Yani şimdilik geri çekileceklerdi. Eugene daha fazla soru sormadı ve zincirlerden oluşan kapıdan atladı. Hapsedilmenin Şeytan Kralı onun gidişini kontrol etmedi ama elini hareket ettirdi. Bir kükreme ile savaş alanında kalan tüm iblisler Hapsedilmenin Şeytan Kralına doğru sürüklendi.
“Ah!”
“Lordum!”
İblisler çığlık attılar ve mücadele ettiler ama bellerine sarılı zincirlerden kurtulamadılar. Yaklaştıkça çığlıkları küfür ve hakarete dönüştü. İçgüdüsel olarak Hapsedilmenin Şeytan Kralının ne yapmaya çalıştığını biliyorlardı.
“Evet.” Küfür ve hakaret yağmurundan memnun olan Hapsedilmenin Şeytan Kralı sırıttı. “Bu bana yakışıyor.”
İblisler zincirlerden oluşan duvarın üzerinden Yıkımın İblis Kralına doğru fırlatıldı.
Güm güm güm!
İblisler, Yıkımın İblis Kralı'nın yayılan renkleriyle temasa geçtiklerinde anında yok edildiler. Ölmekte olan ruhları Hapsedilmenin Şeytan Kralına geri dönerek zincirler üzerindeki hakimiyetini güçlendirdi.
vay be…
Dünya, Yıkımın Şeytan Kralı'nın etrafında haykırdı. Zincirlerden oluşan duvar sanki çökecekmiş gibi titriyordu ve Hapsedilmenin Şeytan Kralı'nın zincirleri tutarken ellerinden kan damlıyordu.
“Bu… duygu.”
Hapsedilmenin Şeytan Kralı, Yıkımın Şeytan Kralına yaklaşırken güldü. Yaklaştıkça, Yıkımın Şeytan Kralı'nın etrafındaki zincir duvarı daha da sıkılaştı ve ellerini zincirlere doğru kaldırdı.
Bum…!
Ağır bir rezonans zincirleri ve Hapsedilmenin Şeytan Kralı'nı sarstı ama o durmadı.

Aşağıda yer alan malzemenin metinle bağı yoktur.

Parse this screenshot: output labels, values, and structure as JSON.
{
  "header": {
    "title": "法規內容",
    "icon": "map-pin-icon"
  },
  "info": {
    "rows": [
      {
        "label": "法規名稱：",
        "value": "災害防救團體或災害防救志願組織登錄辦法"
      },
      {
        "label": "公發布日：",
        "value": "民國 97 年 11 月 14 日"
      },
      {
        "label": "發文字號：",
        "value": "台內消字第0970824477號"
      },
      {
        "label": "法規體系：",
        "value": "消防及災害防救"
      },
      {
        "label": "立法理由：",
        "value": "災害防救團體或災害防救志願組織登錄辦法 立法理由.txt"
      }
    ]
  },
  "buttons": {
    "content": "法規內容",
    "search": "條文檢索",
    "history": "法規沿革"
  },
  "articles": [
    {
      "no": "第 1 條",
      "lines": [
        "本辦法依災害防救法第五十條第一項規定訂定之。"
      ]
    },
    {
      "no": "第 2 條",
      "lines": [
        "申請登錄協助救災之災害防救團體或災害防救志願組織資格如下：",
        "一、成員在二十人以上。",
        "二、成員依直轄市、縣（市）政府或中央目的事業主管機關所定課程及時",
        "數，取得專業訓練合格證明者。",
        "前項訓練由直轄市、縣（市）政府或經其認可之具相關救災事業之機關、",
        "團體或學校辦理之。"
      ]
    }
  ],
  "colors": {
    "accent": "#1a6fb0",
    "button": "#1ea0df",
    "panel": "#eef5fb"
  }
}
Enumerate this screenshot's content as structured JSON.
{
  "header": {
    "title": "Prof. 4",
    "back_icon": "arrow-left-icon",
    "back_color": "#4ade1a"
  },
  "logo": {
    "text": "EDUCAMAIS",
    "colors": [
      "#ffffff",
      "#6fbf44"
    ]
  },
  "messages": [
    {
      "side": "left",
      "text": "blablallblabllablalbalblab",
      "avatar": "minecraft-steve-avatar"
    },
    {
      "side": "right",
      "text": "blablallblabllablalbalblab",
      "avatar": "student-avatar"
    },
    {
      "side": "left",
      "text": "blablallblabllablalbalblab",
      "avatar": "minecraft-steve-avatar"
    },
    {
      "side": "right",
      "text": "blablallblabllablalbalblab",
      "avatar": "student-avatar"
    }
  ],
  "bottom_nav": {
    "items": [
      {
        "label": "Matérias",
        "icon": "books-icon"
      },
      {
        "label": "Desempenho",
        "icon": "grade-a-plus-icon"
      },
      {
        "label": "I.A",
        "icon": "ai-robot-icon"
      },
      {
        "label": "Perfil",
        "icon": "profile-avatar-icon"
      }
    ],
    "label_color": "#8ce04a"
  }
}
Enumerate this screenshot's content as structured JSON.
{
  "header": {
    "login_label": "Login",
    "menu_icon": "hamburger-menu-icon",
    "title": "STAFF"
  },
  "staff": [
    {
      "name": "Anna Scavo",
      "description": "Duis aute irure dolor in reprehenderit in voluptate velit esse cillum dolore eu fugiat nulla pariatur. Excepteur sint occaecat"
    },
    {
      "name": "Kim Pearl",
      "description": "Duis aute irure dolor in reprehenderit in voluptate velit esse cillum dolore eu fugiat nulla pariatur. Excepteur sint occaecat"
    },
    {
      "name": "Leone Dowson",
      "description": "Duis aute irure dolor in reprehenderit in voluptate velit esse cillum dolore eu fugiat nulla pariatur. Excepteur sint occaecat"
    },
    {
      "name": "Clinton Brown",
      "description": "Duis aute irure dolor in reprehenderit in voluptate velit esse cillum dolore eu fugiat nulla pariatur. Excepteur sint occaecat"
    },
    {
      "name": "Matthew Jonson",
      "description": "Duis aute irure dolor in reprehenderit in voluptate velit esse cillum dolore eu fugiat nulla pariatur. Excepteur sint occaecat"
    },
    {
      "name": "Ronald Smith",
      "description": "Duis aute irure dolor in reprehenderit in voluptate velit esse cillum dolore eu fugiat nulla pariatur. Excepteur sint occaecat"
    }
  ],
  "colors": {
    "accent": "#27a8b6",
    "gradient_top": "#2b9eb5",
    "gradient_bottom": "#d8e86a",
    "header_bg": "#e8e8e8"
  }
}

“vermouth, bunlar senin duyguların mı?”
Hapsedilmenin Şeytan Kralı, Yıkımın Şeytan Kralının önünde durmak için zincirlerden oluşan duvarın içinden geçti. Dolaşmış renkler vermouth'un şeklini göremeyecek kadar yoğundu.
Ama Hapsedilmenin Şeytan Kralı ondan şaşmaz bir bakış ve duygu hissetti. Eugene portaldan geçip bu alanı terk ettiğinden, Yıkımın Şeytan Kralı artık Eugene'i göremiyordu. Ancak Hapsedilmenin Şeytan Kralı zincirleri sıkı tuttuğu için Eugene'i takip etmesi de imkansızdı.
“Böylece?” Hapsedilmenin Şeytan Kralı, zincirleri iki eliyle tutarak fısıldadı. “Hala oradasın.”
Parçalanmış zincir duvarı hem Hapsedilmenin Şeytan Kralı'nı hem de Yıkımın Şeytan Kralı'nı çevreliyordu.